And on and on it went. Maryland, as a team and as individuals, has much to work on. It showed, however, it has even more to work with in the months to come.
“They’re the defending national champions, so they’re going to get everybody’s best every night they come out,” said Wells, who played two days after receiving immediate eligibility from the NCAA. “They got our best and we let it slip through our fingers. We could have won that game.”
The wins will come for these Terps. The six players who logged their first time for Maryland won’t face opening night nerves again. The shaky perimeter shooting (3-for-19) will sure improve to some degree. Guard Nick Faust who struggled first with shooting and later with apparent cramping will have better days.
So will Maryland. It is too soon to declare the Terps are ticketed for a deep run in March or a serious shot at a conference title. One game secures little, but it does reveal a possible trajectory.
Maryland hit its low tide a year ago, an ultimately irrelevant string of games from beginning to end in a 17-15 season. Gone are so many of the figures of that campaign, with upgrades littered throughout the roster in their stead.

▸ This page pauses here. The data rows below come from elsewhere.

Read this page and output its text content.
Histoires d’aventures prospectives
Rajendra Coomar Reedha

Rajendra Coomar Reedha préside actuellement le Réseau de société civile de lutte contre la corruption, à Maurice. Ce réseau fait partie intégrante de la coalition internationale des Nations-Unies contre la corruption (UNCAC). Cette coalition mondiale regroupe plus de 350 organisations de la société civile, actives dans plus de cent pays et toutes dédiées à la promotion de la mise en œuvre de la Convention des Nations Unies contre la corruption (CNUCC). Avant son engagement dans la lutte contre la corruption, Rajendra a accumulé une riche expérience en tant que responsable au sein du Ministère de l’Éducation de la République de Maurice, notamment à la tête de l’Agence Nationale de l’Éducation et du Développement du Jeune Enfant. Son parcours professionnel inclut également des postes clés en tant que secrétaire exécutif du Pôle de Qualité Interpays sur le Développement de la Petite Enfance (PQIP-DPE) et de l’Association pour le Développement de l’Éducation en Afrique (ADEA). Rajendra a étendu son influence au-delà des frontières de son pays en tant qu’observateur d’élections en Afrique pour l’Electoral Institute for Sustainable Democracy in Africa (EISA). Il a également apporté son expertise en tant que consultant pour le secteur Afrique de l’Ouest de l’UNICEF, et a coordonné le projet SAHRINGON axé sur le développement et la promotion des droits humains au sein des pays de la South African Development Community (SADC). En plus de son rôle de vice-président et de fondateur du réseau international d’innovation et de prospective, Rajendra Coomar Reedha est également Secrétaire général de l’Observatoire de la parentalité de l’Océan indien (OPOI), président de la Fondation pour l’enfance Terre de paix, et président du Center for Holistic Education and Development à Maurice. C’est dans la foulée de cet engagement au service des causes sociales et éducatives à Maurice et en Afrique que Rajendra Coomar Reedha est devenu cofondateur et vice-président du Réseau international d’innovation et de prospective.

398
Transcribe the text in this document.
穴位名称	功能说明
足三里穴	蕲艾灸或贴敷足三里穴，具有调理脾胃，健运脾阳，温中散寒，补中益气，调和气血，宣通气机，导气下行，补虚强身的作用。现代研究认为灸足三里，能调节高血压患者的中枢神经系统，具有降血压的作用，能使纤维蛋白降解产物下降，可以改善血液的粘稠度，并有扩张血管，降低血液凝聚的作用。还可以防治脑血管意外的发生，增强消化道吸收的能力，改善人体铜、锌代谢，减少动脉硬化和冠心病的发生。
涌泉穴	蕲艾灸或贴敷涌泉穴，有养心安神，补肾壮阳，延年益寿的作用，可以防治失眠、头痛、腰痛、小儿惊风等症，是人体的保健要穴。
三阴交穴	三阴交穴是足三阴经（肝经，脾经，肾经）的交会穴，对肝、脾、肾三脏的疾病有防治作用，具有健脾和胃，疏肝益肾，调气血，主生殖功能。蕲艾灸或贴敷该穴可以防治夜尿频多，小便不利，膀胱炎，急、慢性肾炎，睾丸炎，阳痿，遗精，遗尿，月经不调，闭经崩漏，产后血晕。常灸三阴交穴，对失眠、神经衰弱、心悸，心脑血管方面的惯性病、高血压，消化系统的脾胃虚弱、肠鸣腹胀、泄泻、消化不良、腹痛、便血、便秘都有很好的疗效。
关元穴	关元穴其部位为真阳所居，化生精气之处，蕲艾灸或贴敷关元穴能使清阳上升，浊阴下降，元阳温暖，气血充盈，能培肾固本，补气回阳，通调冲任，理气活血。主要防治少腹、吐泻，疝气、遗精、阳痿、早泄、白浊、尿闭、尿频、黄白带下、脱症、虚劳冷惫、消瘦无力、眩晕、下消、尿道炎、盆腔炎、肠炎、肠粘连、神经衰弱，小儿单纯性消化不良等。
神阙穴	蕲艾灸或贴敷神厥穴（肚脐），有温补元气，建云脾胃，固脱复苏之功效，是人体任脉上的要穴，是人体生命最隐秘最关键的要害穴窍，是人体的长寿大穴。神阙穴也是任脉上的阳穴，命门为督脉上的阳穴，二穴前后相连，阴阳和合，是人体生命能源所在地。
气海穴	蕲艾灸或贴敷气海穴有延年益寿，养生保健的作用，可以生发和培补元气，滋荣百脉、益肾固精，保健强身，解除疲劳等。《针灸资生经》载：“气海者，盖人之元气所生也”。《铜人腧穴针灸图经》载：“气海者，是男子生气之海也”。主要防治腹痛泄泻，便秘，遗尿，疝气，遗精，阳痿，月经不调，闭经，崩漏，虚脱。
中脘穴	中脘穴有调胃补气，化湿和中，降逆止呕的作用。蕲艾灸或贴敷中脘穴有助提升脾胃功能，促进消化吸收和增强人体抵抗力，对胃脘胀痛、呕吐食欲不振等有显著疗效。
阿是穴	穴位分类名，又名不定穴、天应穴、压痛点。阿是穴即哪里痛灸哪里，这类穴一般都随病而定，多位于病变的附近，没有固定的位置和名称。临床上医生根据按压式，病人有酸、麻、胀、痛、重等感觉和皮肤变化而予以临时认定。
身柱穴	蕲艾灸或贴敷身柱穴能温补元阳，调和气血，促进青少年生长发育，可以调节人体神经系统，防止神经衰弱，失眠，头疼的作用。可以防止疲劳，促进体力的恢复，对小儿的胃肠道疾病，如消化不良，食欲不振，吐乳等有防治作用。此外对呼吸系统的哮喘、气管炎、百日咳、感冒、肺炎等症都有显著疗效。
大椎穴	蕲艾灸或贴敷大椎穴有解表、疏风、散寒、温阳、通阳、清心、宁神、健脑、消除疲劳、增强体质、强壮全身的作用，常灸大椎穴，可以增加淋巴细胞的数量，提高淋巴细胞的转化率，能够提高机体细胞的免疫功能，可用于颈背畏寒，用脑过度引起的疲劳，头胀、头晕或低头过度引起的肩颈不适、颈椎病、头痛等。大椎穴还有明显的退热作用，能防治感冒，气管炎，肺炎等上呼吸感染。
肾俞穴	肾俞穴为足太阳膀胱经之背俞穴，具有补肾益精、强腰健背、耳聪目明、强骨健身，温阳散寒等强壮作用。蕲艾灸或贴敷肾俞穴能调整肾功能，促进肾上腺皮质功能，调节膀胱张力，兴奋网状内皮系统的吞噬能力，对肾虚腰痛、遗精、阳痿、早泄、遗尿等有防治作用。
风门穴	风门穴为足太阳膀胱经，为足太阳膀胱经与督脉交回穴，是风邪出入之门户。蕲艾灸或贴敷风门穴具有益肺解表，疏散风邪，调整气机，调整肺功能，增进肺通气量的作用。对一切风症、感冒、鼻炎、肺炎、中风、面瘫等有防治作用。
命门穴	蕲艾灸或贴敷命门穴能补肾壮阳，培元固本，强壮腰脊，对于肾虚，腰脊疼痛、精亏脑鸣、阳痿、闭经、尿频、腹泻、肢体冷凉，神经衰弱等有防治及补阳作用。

There’s still a ways to go, still a chasm to traverse. It just doesn’t look nearly as wide after a frenzied Friday night in Brooklyn that didn’t produce a victory but did validate optimism this might just be an intriguing ride in the months to come.
“We’re going to win, and we’re going to win this year,” Turgeon said. “We just didn’t win tonight. I can promise you that. We learned a lot tonight, and Kentucky had national championship pride, and they wanted it a little more than we did. We’re going to learn from it. I have a lot of competitors, and we’re going to win.”